The Son and Heir: A Memoir by Alexander Münninghoff

The Son and Heir: A Memoir by Alexander Münninghoff

Author:Alexander Münninghoff [Münninghoff, Alexander]
Language: eng
Format: epub, azw3
Published: 2020-07-31T22:00:00+00:00


TWENTY-ONE

Convivial or not, Frans Münninghoff was still in prison in Scheveningen in 1947, and the Dutch interrogators were determined to paint him as a war criminal. But after months of interrogation, they had gotten nowhere. The Soviets refused to provide the information that would verify Frans’s story, which had to do with the fact that the Netherlands had been the last western country to recognize the USSR, in 1942, and was extremely critical of the ruling powers in Moscow. Furthermore, relations with the Soviets had become increasingly tense with the onset of the Cold War, and a wall of mistrust had been built between East and West.

Wera was called in for questioning in June, and the detectives tried to extract incriminating information from her. They knew that her marriage to Frans had fallen apart, and they hit her with one question after another. But despite her frazzled nerves, my mother didn’t give them what they wanted. She told them how they’d met in Riga, and how she’d seen him at the end of 1940 at Café Schwan in Posen. “He was wearing a German uniform with a diagonal belt across his chest and carrying a weapon. There was a band around his upper arm that read Dolmetscher, or interpreter. I fell in love with him all over again, though we hadn’t seen each other for over a year. Then the war began. He didn’t write, but he visited me twice in Posen, where I got a job with the government. We got married on May 11, 1942, in Hamburg. Why there? I had family in the countryside there, some distant relatives of my mother’s, and they could still afford a few luxuries, so we went to celebrate our marriage and let them spoil us for a little while. No, we never considered getting married in the Netherlands. Frans had a bad relationship with his father and didn’t plan on ever returning to Voorburg.”

At this point in the report, Wera begins to recite the lawyers’ version of the story almost verbatim. She mentioned, without offering details, Frans’s injury in the spring of 1943 at Cherkasy and his admission to the hospital in Bamberg. She saw him again later that summer, when he returned to Posen on sick leave. It was then that I was conceived, but there’s no mention of this in the interrogation report, nor of the fact that my father returned to Posen after his second injury in early 1944 and was there when I was born.

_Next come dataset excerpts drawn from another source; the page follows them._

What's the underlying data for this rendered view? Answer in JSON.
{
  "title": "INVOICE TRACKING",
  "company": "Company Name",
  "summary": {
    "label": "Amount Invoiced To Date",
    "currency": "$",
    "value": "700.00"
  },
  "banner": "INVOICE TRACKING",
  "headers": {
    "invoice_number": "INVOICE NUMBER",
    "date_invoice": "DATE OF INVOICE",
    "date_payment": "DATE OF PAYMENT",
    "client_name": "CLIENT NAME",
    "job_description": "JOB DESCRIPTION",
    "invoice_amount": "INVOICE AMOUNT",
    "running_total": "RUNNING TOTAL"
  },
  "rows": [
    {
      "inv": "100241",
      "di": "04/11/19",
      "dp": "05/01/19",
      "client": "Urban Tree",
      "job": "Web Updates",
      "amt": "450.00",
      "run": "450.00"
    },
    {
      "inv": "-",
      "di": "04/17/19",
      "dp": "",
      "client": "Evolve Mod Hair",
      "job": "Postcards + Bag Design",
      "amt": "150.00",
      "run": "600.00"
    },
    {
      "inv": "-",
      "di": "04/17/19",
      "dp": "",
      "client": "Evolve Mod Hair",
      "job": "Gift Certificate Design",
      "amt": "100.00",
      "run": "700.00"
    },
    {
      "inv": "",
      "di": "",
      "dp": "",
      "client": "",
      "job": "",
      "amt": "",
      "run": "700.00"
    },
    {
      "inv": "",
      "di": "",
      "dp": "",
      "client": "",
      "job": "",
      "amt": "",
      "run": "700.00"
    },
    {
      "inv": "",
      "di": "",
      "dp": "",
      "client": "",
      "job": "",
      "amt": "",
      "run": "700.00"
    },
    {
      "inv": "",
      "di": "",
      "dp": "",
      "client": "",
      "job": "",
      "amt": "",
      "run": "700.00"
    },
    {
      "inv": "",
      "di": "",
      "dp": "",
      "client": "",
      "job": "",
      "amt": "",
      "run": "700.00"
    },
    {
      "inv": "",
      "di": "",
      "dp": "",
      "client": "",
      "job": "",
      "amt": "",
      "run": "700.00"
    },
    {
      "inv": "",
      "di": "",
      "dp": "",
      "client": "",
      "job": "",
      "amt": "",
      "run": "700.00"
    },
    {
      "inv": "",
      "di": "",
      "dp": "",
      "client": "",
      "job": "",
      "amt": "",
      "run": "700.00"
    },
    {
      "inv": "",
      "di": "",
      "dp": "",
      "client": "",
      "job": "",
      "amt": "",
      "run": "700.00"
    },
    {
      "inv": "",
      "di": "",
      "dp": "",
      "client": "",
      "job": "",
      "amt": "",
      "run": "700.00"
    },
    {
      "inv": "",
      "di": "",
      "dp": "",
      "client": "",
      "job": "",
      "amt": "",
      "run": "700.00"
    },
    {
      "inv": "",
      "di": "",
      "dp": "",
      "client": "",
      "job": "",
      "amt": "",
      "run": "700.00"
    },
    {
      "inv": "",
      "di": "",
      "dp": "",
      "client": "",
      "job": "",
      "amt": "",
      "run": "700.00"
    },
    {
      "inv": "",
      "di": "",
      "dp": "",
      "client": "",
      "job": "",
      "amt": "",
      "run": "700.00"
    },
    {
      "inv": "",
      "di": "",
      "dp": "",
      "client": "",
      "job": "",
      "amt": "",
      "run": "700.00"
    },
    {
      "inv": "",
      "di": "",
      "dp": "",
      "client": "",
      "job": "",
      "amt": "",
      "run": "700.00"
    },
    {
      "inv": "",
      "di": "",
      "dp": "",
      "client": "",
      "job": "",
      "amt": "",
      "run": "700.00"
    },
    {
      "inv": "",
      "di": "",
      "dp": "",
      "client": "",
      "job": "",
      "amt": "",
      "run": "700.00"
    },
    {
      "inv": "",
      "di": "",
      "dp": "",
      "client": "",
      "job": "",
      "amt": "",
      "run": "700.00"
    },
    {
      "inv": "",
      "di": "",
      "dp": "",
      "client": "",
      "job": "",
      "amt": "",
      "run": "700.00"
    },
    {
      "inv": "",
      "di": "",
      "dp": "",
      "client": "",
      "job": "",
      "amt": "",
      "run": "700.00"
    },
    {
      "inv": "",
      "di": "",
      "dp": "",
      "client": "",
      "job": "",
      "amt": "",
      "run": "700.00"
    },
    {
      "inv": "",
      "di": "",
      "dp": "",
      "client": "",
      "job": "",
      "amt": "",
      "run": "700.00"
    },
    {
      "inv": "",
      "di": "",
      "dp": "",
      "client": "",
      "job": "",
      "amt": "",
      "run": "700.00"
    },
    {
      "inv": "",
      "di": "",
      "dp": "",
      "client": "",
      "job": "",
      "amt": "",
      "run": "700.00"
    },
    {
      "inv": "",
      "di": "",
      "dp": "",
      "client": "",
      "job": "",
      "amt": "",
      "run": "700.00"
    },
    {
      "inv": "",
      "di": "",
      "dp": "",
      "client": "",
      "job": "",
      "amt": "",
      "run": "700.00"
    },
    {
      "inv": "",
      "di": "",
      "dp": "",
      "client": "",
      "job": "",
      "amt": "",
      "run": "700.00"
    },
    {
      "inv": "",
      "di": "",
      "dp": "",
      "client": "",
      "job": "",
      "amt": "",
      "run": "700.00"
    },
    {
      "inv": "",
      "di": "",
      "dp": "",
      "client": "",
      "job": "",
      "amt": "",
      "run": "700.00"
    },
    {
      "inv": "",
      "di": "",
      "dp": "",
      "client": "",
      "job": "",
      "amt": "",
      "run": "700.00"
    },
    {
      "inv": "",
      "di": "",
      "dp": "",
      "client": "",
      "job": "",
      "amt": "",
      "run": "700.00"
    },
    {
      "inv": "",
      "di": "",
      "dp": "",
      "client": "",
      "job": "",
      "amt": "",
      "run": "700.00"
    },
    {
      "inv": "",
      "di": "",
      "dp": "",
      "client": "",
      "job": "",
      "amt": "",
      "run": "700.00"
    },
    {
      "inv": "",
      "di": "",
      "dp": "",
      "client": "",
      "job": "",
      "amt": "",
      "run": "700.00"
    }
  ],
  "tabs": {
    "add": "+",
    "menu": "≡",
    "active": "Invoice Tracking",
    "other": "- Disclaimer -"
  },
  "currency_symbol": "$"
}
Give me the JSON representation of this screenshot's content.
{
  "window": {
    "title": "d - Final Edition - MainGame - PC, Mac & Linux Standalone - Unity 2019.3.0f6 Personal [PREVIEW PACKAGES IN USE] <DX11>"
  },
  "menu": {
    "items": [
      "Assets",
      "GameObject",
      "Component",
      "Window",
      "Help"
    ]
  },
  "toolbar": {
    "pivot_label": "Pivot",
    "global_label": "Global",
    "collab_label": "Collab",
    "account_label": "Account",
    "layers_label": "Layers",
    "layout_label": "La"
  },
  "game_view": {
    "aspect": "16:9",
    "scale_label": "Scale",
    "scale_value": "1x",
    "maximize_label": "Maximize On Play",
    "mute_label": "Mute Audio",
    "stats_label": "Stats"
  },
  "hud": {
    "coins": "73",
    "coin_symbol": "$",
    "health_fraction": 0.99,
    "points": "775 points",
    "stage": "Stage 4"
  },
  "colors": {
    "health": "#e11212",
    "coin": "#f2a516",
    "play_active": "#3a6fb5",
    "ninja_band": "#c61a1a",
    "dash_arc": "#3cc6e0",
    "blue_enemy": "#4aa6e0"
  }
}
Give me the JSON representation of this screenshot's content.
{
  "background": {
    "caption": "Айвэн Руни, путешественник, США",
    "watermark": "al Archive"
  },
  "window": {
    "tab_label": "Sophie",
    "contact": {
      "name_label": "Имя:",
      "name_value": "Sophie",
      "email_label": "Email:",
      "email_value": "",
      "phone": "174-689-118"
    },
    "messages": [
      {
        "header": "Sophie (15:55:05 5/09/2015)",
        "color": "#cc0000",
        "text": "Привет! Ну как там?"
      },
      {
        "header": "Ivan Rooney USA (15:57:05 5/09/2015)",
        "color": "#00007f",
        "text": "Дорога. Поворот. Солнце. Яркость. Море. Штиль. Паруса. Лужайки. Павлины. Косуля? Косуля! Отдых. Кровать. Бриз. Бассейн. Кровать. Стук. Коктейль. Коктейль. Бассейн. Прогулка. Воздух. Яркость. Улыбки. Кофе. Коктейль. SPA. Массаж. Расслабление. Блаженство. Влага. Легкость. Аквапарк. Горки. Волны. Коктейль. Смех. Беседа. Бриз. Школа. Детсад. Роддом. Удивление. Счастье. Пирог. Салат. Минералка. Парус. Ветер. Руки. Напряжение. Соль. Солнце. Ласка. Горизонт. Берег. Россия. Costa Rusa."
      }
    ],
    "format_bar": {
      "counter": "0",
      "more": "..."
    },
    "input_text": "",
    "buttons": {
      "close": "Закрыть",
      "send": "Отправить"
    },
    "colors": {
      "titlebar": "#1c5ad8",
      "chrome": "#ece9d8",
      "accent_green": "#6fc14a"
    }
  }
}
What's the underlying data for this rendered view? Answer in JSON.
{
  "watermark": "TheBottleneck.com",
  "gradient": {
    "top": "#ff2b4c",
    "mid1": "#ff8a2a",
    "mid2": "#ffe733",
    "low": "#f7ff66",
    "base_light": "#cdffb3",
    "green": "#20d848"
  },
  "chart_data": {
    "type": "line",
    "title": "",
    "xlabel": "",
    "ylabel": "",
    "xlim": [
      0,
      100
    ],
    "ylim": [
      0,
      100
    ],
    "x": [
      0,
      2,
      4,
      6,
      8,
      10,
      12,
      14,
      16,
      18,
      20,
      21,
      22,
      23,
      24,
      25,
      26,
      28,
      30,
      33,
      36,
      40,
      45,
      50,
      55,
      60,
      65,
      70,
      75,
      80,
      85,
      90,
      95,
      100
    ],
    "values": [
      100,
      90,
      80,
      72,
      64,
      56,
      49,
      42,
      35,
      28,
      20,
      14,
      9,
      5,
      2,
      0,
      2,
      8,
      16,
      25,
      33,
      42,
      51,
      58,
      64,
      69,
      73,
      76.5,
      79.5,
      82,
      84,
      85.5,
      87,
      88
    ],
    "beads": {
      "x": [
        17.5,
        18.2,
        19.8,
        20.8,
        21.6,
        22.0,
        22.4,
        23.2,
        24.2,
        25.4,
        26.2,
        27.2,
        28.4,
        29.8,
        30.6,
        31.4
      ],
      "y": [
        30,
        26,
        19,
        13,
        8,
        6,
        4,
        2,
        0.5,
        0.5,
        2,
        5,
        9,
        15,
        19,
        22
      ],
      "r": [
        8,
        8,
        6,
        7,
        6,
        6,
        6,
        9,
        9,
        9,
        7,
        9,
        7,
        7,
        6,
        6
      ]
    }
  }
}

“After that, to the best of my knowledge, Frans was dismissed from military service,” my mother continued. “How he eventually returned to his parents’ home in the Netherlands, I have no idea. I had been living there since September 1944, when Xeno came to rescue me and my child from the impending Russian attack on Posen. Then, on June 1, 1945, Frans suddenly showed up at the front door in Voorburg.

“It was a difficult period for us,” she continued. “He couldn’t cope with the misery of the war, and on top of it all, his father was incredibly hard on him.